Fannie-Freddie Might Need $100 Billion in New Crisis, FHFA SaysBy
Agency reports results from latest Dodd-Frank Act stress tests
Aid draw in worst scenario would leave $158 billion available
Mortgage-finance giants Fannie Mae and Freddie Mac could need nearly $100 billion in bailout money in the event of a new economic crisis, according to stress test results released Monday by their regulator.
The companies would need to draw between $34.8 billion and $99.6 billion in U.S. Treasury aid under a “severely adverse” scenario, depending on how they treated assets used to offset taxes, the Federal Housing Finance Agency said in its report. The losses would leave $158.4 billion to $223.2 billion available to the companies under their bailout agreements.
Fannie and Freddie, like other major financial companies, are required by the Dodd-Frank Act to face annual tests of their ability to withstand a major recession. The results are likely to be used both by proponents of letting the two companies build a larger capital buffer and by some policy makers who think such an effort isn’t needed.
The current terms of their bailout agreements require Fannie and Freddie to turn over nearly all profits to Treasury in the form of dividend payments. They are currently permitted to retain a capital buffer of $600 million apiece, and the level will fall to zero next year.
FHFA Director Mel Watt has warned against letting the buffer disappear and said he may allow the companies to build some capital. The retained earnings, which would cut the taxpayer dividend, would only be enough to protect against small losses rather than the dramatic impact of a severe crisis, Watt and other FHFA officials have said.
“It is especially irresponsible for the enterprises not to have such a limited buffer,” Watt said in testimony to the Senate Banking Committee in May.

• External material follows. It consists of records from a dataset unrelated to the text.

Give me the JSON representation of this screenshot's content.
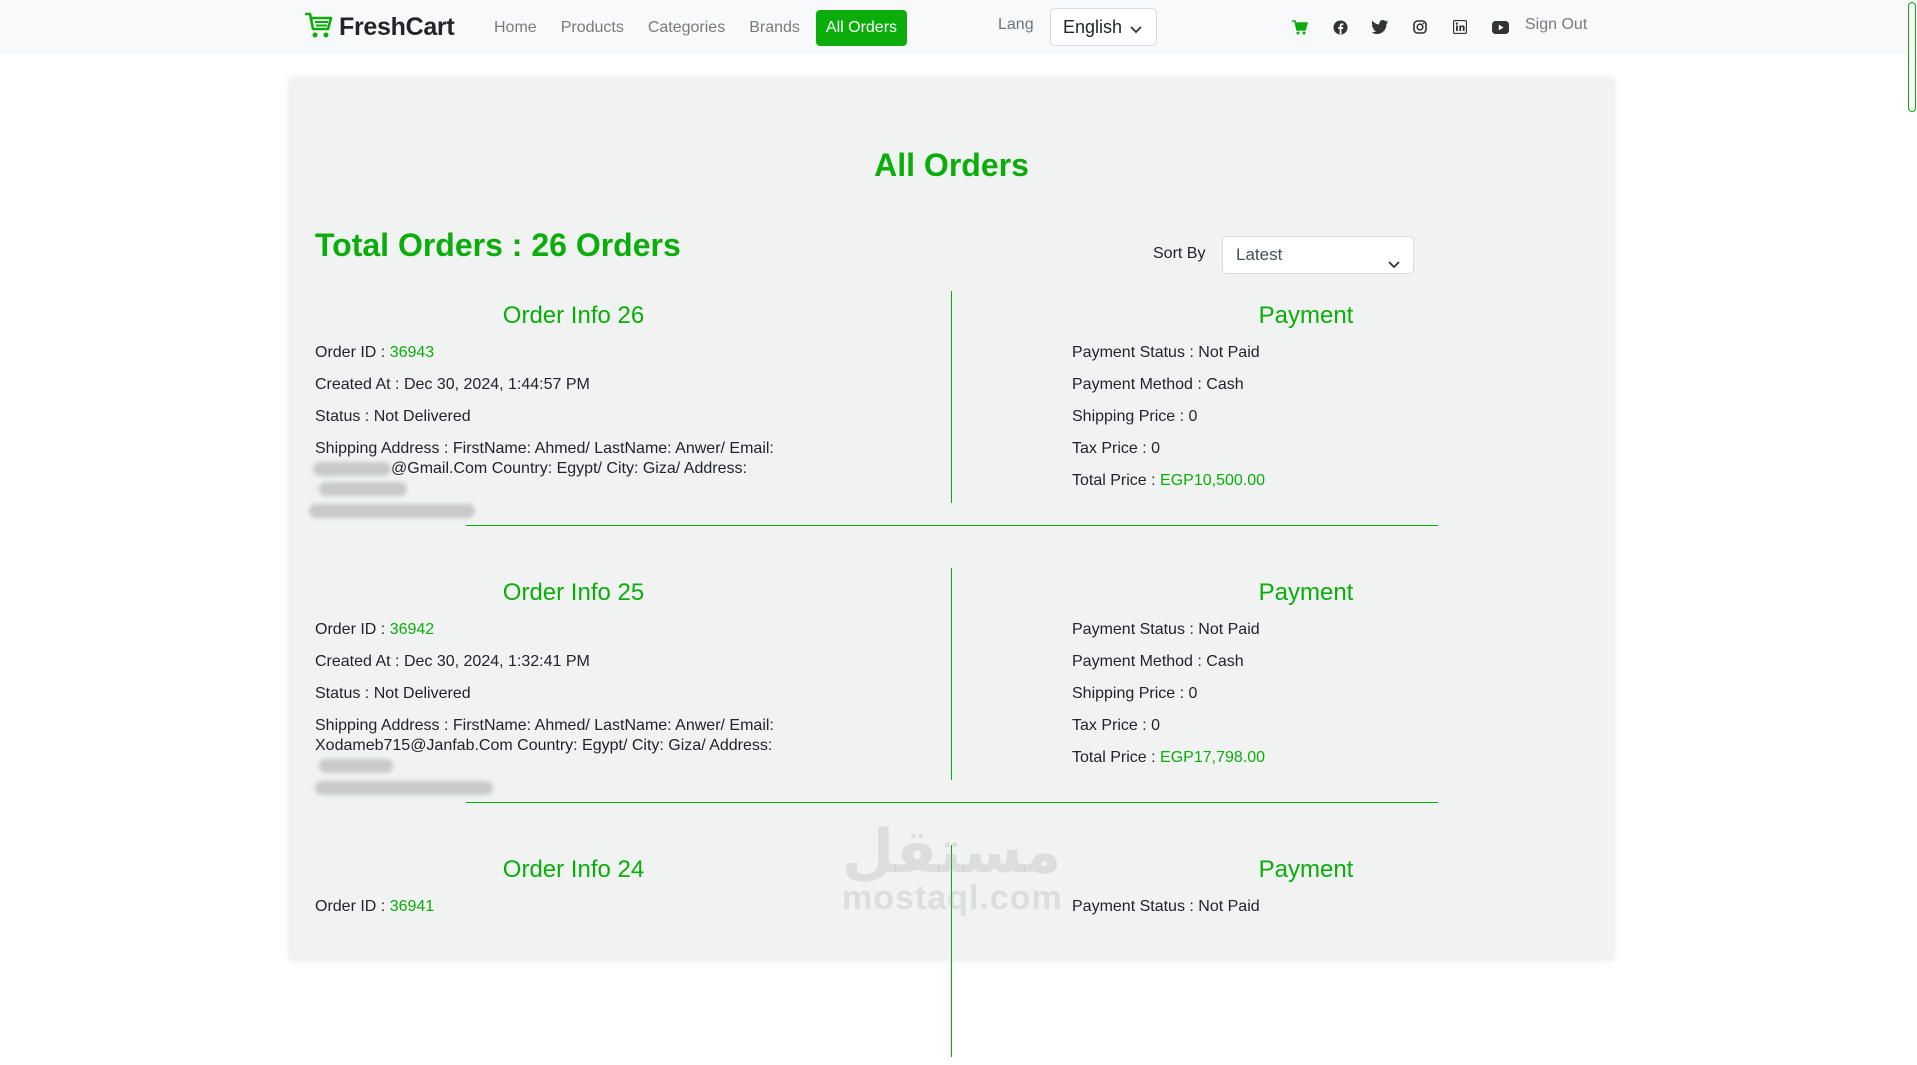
{
  "navbar": {
    "brand": "FreshCart",
    "links": [
      {
        "label": "Home"
      },
      {
        "label": "Products"
      },
      {
        "label": "Categories"
      },
      {
        "label": "Brands"
      },
      {
        "label": "All Orders"
      }
    ],
    "lang_label": "Lang",
    "lang_selected": "English",
    "social_icons": [
      "cart-icon",
      "facebook-icon",
      "twitter-icon",
      "instagram-icon",
      "linkedin-icon",
      "youtube-icon"
    ],
    "sign_out": "Sign Out"
  },
  "page": {
    "title": "All Orders",
    "total": "Total Orders : 26 Orders",
    "sort_label": "Sort By",
    "sort_selected": "Latest"
  },
  "colors": {
    "accent": "#0aad0a",
    "card_bg": "#f0f3f2"
  },
  "orders": [
    {
      "title": "Order Info 26",
      "id_label": "Order ID : ",
      "id": "36943",
      "created": "Created At : Dec 30, 2024, 1:44:57 PM",
      "status": "Status : Not Delivered",
      "shipping_line1": "Shipping Address : FirstName: Ahmed/ LastName: Anwer/ Email:",
      "shipping_line2": "@Gmail.Com Country: Egypt/ City: Giza/ Address:",
      "payment_title": "Payment",
      "payment_status": "Payment Status : Not Paid",
      "payment_method": "Payment Method : Cash",
      "shipping_price": "Shipping Price : 0",
      "tax_price": "Tax Price : 0",
      "total_label": "Total Price : ",
      "total": "EGP10,500.00"
    },
    {
      "title": "Order Info 25",
      "id_label": "Order ID : ",
      "id": "36942",
      "created": "Created At : Dec 30, 2024, 1:32:41 PM",
      "status": "Status : Not Delivered",
      "shipping_line1": "Shipping Address : FirstName: Ahmed/ LastName: Anwer/ Email:",
      "shipping_line2": "Xodameb715@Janfab.Com Country: Egypt/ City: Giza/ Address:",
      "payment_title": "Payment",
      "payment_status": "Payment Status : Not Paid",
      "payment_method": "Payment Method : Cash",
      "shipping_price": "Shipping Price : 0",
      "tax_price": "Tax Price : 0",
      "total_label": "Total Price : ",
      "total": "EGP17,798.00"
    },
    {
      "title": "Order Info 24",
      "id_label": "Order ID : ",
      "id": "36941",
      "payment_title": "Payment",
      "payment_status": "Payment Status : Not Paid"
    }
  ],
  "watermark": {
    "arabic": "مستقل",
    "latin": "mostaql.com"
  }
}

While Fannie and Freddie don’t have a significant capital buffer, they have taken other steps over the past eight years to reduce their risk of losses in another crisis. The companies’ books of business are experiencing their lowest default rates in years, and both have accelerated sales of new securities designed to protect them from some losses if defaults increase.
The stress tests, whose parameters are designed by the Federal Reserve and FHFA, this year included a 6.5 percent decline in gross-domestic product, a rise in the unemployment rate to 10 percent and a 25 percent fall in home prices, among other factors. FHFA also required Fannie and Freddie to calculate the impact if their largest counterparties defaulted.
Fannie and Freddie don’t make mortgages, but buy them from lenders, wrap them into securities and make guarantees to investors in case the loans default. Together they back more than $4 trillion in securities.
The government took over Fannie and Freddie in 2008, eventually injecting them with $187.5 billion in bailout money. They will have paid taxpayers about $275.9 billion by the end of next month, assuming they pay their combined September dividend of about $5 billion. The companies have as much as $258 billion in taxpayer funding available if needed.
The losses projected in Monday’s report would not be nearly enough to eat through that remaining funding. However, Watt and other policy makers have said that they’re unsure of how the mortgage-bond market would react if the funding started to fall. Under the bailout agreements, the funds can’t be replenished.
Fannie and Freddie’s bailout need in the new report was lower than what the FHFA reported in prior years, reflecting both slightly different tests and improving risk profiles at the companies. Last year, FHFA said the companies would need as much as $126 billion, while in 2015 the agency said they would need up to $157.3 billion.